Il testo, nella efficace traduzione di Natalia Di Giammarco, infatti racconta la vita di due donne di nome Alice, l’una consapevolmente lesbica, l’altra timidamente bisessuale. Entrambe si sono amate con sincerità e seguitano a farlo anche nel tenero finale, confrontandosi con gli ostacoli e le contraddizioni della vita, fin da giovani.

Ora che per caso sono state notate da una regista in un supermercato nell’atto di baciarsi, si sono ritrovate catapultate lì, su un palco, a raccontare, in una sorta di doppio monologo allo specchio, le loro esistenze fatte di tradimenti, di passioni, di piccoli litigi, di malattie, di grandi tragedie, di paure e di amicizie.

Soprattutto, però, si scoprono ancora innamorate, profondamente l’una dell’altra, persino davanti al mondo, senza vergogna e senza mezze misure.

La traduzione non svilisce i legami con l’Irlanda e l’Inghilterra, fatti di citazioni quotidiane, luoghi, nomi e periodi storici, ma anzi riesce a integrarli senza fratture. Per questo l’impressione che si ha è di partecipare ad uno dei tanti Festival internazionali, lontano dalle scelte spesso limitate e limitanti di alcuni cartelloni romani.

A orchestrare tutto questo è Elena Sbardella che fa muovere le due protagoniste in questo spazio del ricordo, incompleto e affollato di oggetti, creando pose plastiche attraverso i gesti e l’illuminazione, laddove le voci delle due riescono da sole a rendere ogni sfumatura dei ricordi.

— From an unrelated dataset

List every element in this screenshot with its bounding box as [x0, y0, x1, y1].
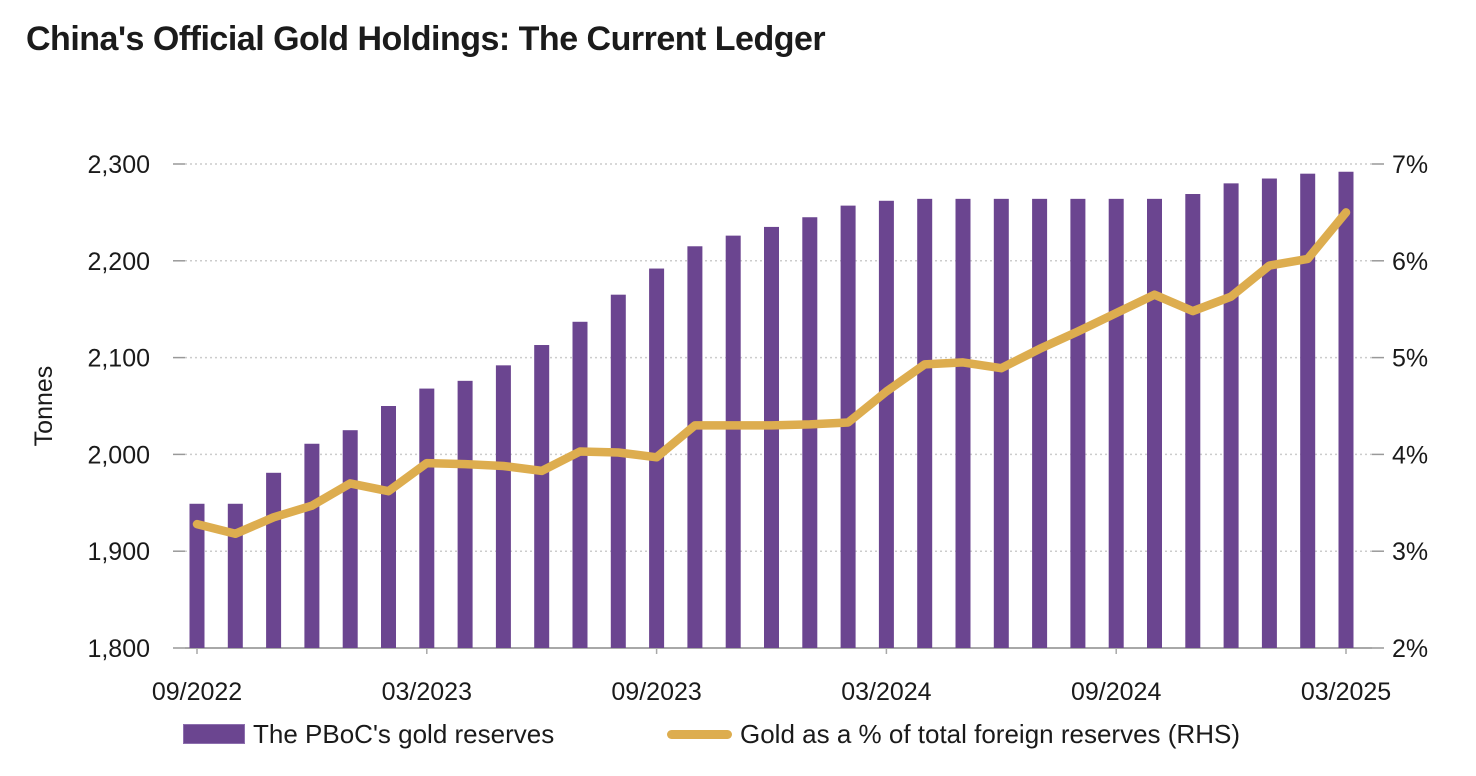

Ludovica Modugno e Paila Pavese, infatti, possiedono il dono di due voci naturalmente complementari, nel suono e nello stile, che si sposano alla perfezione. Con queste, dipingono due personaggi simpatici e teneri, ironici, ma anche profondamente partecipi, certo consapevoli delle proprie scelte. Più decisa la prima, che tiene anche con maggiore sicurezza le fila del racconto, più simpatica la seconda, cui viene affidata più spesso la battuta, il vezzo scenico, l’ammicco al pubblico, amplificati da espressioni comiche fino all’inverosimile, ma sempre nella misura.

Elena Sbardella

Unico neo, forse, è l’eccessiva staticità di queste due donne: ma la causa è presto trovata. Infatti esse sono due persone qualunque e questo loro movimento impacciato, metodico e prestabilito altro non è se non l’imbarazzo e la limitatezza di due donne non inclini a raccontarsi in pubblico.

In quest’ottica, tutto fila perfettamente.

Il tema dell’omosessualità poi, che pure è centrale, viene toccato realmente da Elena Sbardella solo in tre o quattro episodi biografici: le prime avventure, la storia con un’amante, la loro prima volta a letto e una coppia di amici gay morti in un incidente stradale.

Sulla morte ci si attarda un po’ di più, come per esorcizzare la paura di perdere l’altra, per cui anche il solo parlarne evita di immaginare una spaventosa solitudine.

Per il resto è vita vera, vista con gli occhi di chi sa osservare, senza giudicare.